ロシアは2014年のクリミア併合以降、西側制裁に備えて外貨準備の「要塞化(Fortress Russia)」を進めてきた。具体的にはドル建て資産の比率を下げ、その代替として自国産出のを大規模に購入・蓄積している。侵攻直前までにロシア中銀の金保有量は2,000トン超に達し、外貨準備の中で米ドル資産を下回らぬ存在感を持つまでになっていた。

ウクライナ侵攻に伴いロシアはSWIFTからの排除や外貨準備凍結など史上例のない制裁を受け、ルーブルは急落した。しかしロシア当局はただちに通貨防衛策を打ち出す。その中核がルーブルと金の連動である。2022年3月、ロシア中銀は一定期間に限り**固定レートでの金買い取り(例えば1グラム=5,000ルーブルという価格保証)**を表明し、ルーブルの価値を金に紐づけた【※】。

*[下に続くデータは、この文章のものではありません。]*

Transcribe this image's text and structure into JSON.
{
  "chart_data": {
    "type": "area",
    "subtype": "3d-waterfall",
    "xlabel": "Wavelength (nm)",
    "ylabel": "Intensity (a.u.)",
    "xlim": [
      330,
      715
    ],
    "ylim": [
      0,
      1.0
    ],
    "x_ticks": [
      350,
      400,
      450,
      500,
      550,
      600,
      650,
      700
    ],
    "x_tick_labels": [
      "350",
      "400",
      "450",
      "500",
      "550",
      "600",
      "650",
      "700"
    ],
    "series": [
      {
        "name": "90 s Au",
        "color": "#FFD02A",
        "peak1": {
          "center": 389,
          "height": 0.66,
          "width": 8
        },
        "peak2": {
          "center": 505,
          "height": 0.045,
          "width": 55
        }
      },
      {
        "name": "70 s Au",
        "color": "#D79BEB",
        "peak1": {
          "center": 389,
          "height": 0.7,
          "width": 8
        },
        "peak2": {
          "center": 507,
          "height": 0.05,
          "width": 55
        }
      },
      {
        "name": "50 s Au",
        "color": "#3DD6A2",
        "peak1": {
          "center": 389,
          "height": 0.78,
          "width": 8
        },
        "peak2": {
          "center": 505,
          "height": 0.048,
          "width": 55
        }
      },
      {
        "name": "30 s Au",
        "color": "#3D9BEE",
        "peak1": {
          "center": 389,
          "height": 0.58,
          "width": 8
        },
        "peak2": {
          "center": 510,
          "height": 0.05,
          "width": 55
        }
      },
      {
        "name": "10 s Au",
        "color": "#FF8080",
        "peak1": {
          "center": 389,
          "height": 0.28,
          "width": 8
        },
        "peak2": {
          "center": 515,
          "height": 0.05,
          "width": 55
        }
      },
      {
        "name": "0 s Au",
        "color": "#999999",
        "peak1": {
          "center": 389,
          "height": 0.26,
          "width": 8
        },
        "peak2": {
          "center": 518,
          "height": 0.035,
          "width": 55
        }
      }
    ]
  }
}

さらに非友好国に対し天然ガス代金をルーブル建てで支払うよう要求し、実質的にルーブル需要を創出する措置も講じた。こうした政策によってルーブル相場は制裁初期の暴落から短期間で持ち直し、戦時下にもかかわらず通貨の信認をある程度確保することに成功した。ロシアは金準備を裏付け資産として活用し、「金本位制の復活」に踏み切ることで自国通貨を防衛したのである。

※厳密にはロシア中銀が金とルーブルの交換比率を一定水準で保証することで市場にルーブルの下値(価値の下限)を意識させた措置である。この事実上のペッグにより、金の国際価格を基準にルーブルの実質価値に下支えがなされた。

中国の金購入戦略:継続の蓋然性を弁証法的に考察

中国はロシアと同様に、国家戦略として金の重要性を再認識している。米中覇権競争が激化する中、将来的な対立や制裁発動の可能性を視野に入れた動きとも言える。中国が今後も金購入を進めるかについて、正-反-合の観点から以下に分析する。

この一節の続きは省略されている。